ユラなら知っているかもしれない。サツキは機嫌の良さそうなユラの表情を見て、尋ねてみることにした。
「ねえユラ。リアムは家族っているのかな? 知ってる?」
「リアム? いない筈だぞ。幼い頃にマグノリアが引き取ったっていう弟子がリアムだし。親はどうなんだろう? 聞いたことないな」
そうか、マグノリアの自伝めいた部分に、幼いながらって書いてあった。あれはそういうことなんだ。丁稚奉公みたいな感じなんだろうか。
「奥さんとかはいなそうだけど、子供とか」
「あー、それはいない」
「そうなんだ」
少しホッとした。いきなり子連れの別れた奥さんが乗り込んで来たりしたらびっくりしてしまう。
ユラが空を見上げる。
「そろそろ伴侶が欲しいって言ってたな」
伴侶。結婚相手のことだ。ということは、相手もいなかったということか。
「そっか。それはちょっと安心した」
「どういうこと?」
ユラが眉間に皺を寄せる。イケメンが台無しだ。
「だって、もし恋人とか奥さんがいたなら、私がリアムを奪っちゃったことになるでしょ」
「それは向こうのリアムも一緒じゃねえの?」
あはは、とサツキは軽く笑った。
「ユラは知ってるでしょ? 私は大人になってもキスひとつしたことがない女だったってこと」
とにかく怯えて逃げて、誤魔化し笑いをして生き延びる日々だった。
何が楽しくて生きていたのか。唯一勇気をくれたのはアイドル達だった。あの子達がいなければ、サツキはきっともっと早い段階で電車に向かって一歩を。
「サツキ!」
ユラが足を止め、サツキの腕を掴んでいた。ラムがぐいぐいと手を引っ張る。

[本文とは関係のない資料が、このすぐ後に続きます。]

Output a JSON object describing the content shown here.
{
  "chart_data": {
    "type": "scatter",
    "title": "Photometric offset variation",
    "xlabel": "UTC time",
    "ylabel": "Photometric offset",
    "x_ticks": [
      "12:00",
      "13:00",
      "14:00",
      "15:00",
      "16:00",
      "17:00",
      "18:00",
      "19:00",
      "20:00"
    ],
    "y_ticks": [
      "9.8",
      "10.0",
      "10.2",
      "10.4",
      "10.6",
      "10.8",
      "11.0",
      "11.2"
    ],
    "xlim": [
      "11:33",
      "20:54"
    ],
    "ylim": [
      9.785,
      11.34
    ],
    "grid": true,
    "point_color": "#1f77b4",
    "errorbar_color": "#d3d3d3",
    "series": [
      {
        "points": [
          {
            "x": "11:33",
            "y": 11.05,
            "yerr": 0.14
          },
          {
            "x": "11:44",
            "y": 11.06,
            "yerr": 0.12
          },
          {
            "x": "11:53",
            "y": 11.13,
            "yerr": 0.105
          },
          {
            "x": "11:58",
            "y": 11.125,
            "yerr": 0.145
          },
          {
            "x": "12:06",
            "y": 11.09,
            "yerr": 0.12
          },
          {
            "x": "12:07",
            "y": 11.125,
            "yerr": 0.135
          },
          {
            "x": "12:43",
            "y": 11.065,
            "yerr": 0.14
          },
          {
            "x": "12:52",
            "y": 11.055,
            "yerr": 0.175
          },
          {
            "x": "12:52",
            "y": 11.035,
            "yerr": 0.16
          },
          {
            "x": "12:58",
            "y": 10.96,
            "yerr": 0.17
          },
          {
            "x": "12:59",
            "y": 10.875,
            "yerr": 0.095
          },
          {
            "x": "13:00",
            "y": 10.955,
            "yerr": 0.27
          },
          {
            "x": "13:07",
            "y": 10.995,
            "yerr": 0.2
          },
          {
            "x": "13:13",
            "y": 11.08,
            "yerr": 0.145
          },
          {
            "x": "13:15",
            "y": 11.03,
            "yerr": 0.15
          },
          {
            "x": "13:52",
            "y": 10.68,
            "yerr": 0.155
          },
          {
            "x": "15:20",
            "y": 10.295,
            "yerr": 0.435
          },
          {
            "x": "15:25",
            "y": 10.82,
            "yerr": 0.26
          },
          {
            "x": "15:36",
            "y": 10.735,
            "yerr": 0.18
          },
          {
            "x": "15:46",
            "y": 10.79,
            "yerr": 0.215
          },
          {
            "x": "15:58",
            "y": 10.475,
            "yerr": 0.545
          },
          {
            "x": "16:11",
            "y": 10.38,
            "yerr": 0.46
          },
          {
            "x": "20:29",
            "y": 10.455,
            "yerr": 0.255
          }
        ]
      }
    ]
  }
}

今にも泣きそうな顔をしていた。
「……なに、どうしたの二人共」
一昨日のラムを思い出した。あの時は神社の祭りを思い出していると、ラムが手を引っ張って急いで中央広場に行った。
ラムの表情はあの時と同じものだった。ぼうっとしていたのだろう、そう思っただけだった。
なのに、何故ユラも同じ表情を浮かべているんだろうか。
「しっかり、してくれ……」
「しっかり、はまあ確かにしてないかもしれないけど、大丈夫だよ?」
「もう思い出すなよ」
「え? 何を?」
何でそんな苦しそうな顔をしてるのか。全く意味が分からなかった。
ラムがサツキの足にしがみついてきた。ユラは、ラムを挟んでサツキを抱き締めてきた。二人共、どうしちゃったんだろうか。様子がおかしい。
「サツキがいた場所のことは、もう思い出すなよ……!」
「だって自分がいた場所だし……」
そう言うと、ラムがいやいやと言う様に首を振ったのが分かった。ユラの腕に力が更に篭って、痛い。
「わ、分かった、なるべく思い出さない様にするからっ」
訳が分からないまま、サツキはそう言うしかなかった。